Maison dite de la Reine de Sicile
Au cœur de Saumur, cette demeure médiévale du XVe siècle, classée depuis 1912, perpétue le souvenir de Yolande d'Aragon, reine de Sicile et grande protectrice du royaume de France.
History
Nichée dans les ruelles de la vieille ville de Saumur, la Maison dite de la Reine de Sicile est l'une des rares demeures civiles médiévales encore debout dans cette cité angevine. Son nom évocateur renvoie à Yolande d'Aragon, duchesse d'Anjou et reine titulaire de Sicile, figure politique de premier rang dans la France tourmentée du XVe siècle. La maison constitue un témoignage architectural exceptionnel de l'architecture domestique urbaine à la fin du Moyen Âge, à une époque où Saumur était une place forte intellectuelle et religieuse de l'Anjou. Ce qui rend cet édifice singulier, c'est précisément ce lien — réel ou légendaire — avec une reine dont l'ombre plane sur toute la politique française de la guerre de Cent Ans. Yolande d'Aragon, belle-mère de René d'Anjou et protectrice de Jeanne d'Arc, rayonnait depuis la région angevine ; Saumur, cité de ses domaines, lui offrait des relais de pouvoir. La maison, par son emplacement et son gabarit, évoque la résidence d'une noble dame de cour ou d'un bourgeois aisé lié à l'entourage princier. Pour le visiteur, la découverte de cette maison est une invitation à ralentir et à lire la ville médiévale autrement. La façade parle d'elle-même : ses pierres de tuffeau blond, matériau roi du Val de Loire, sont sculptées avec la sobriété raffinée propre au gothique flamboyant tardif. Baies en accolade, moulures élégantes, appuis de fenêtres travaillés — chaque détail invite à lever les yeux. Le cadre est celui de la vieille ville de Saumur, à deux pas du château royal qui domine la Loire et dont les tours se profilent à l'horizon. Intégrée au tissu urbain, la maison dialogue avec ses voisines dans une harmonie de tuffeau et d'ardoise typique du Val de Loire. Une halte incontournable pour quiconque s'intéresse à l'architecture civile de la fin du Moyen Âge et à l'histoire des grandes dames de France.
Architecture
La Maison dite de la Reine de Sicile appartient à la tradition de l'architecture civile gothique tardive du Val de Loire, caractérisée par l'emploi quasi exclusif du tuffeau, cette pierre calcaire tendre et lumineuse extraite des falaises troglodytiques du Saumurois.
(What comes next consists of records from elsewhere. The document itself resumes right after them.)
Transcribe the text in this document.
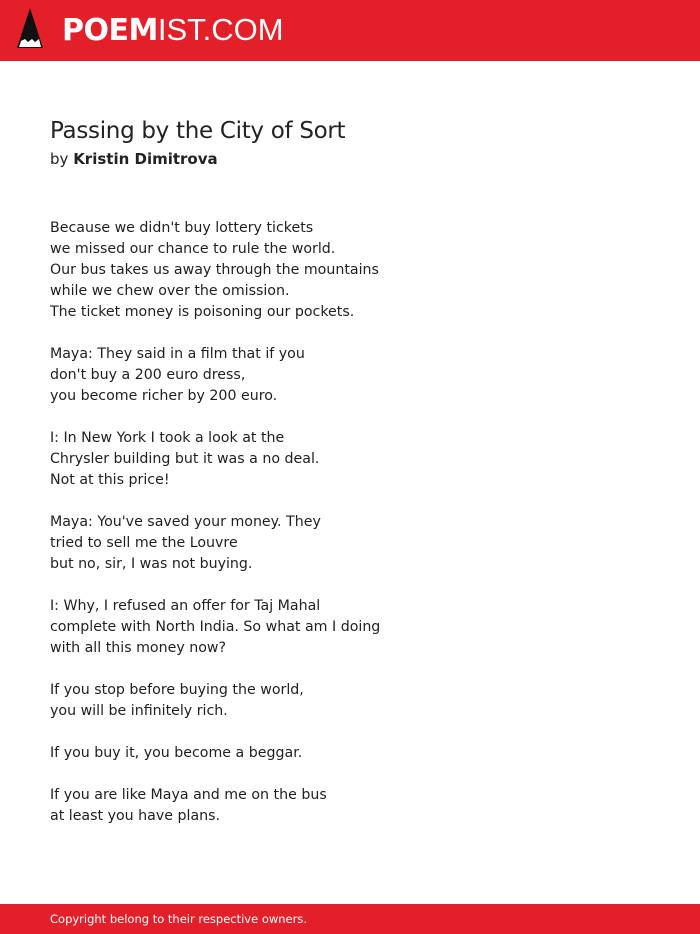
POEMIST.COM
Passing by the City of Sort
by Kristin Dimitrova
Because we didn't buy lottery tickets
we missed our chance to rule the world.
Our bus takes us away through the mountains
while we chew over the omission.
The ticket money is poisoning our pockets.
Maya: They said in a film that if you
don't buy a 200 euro dress,
you become richer by 200 euro.
I: In New York I took a look at the
Chrysler building but it was a no deal.
Not at this price!
Maya: You've saved your money. They
tried to sell me the Louvre
but no, sir, I was not buying.
I: Why, I refused an offer for Taj Mahal
complete with North India. So what am I doing
with all this money now?
If you stop before buying the world,
you will be infinitely rich.
If you buy it, you become a beggar.
If you are like Maya and me on the bus
at least you have plans.
Copyright belong to their respective owners.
Sa façade sur rue présente les canons des demeures bourgeoises et nobiliaires de la fin du XVe siècle : élévation sur deux ou trois niveaux, grandes baies à meneaux ornées de moulures prismatiques, encadrements sculptés en accolade et appuis de fenêtres profilés, caractéristiques du gothique flamboyant angevin. La toiture, conformément aux traditions locales, est couverte d'ardoise, matériau dominant dans toute la région ligérienne, dont les reflets bleu-gris contrastent avec le blanc doré des murs en tuffeau. La structure intérieure devait suivre le plan habituel des maisons urbaines médiévales de rang élevé : grande salle basse à vocation représentative, cuisine et dépendances au rez-de-chaussée, chambre et salle d'apparat à l'étage, desservies par un escalier à vis logé dans une tourelle en encorbellement ou en retrait de cour. Parmi les éléments les plus remarquables, les sculptures des encadrements de baies témoignent de la qualité des tailleurs de pierre saumurois, réputés dans tout l'Anjou. Des détails héraldiques ou décoratifs — entrelacs, fleurs stylisées, angelots — pouvaient orner les clefs de linteau ou les écoinçons, soulignant le rang de son occupant d'origine. L'ensemble exprime ce mélange de rigueur gothique et d'élégance naissante qui préfigure les premières touches Renaissance dans l'architecture angevine.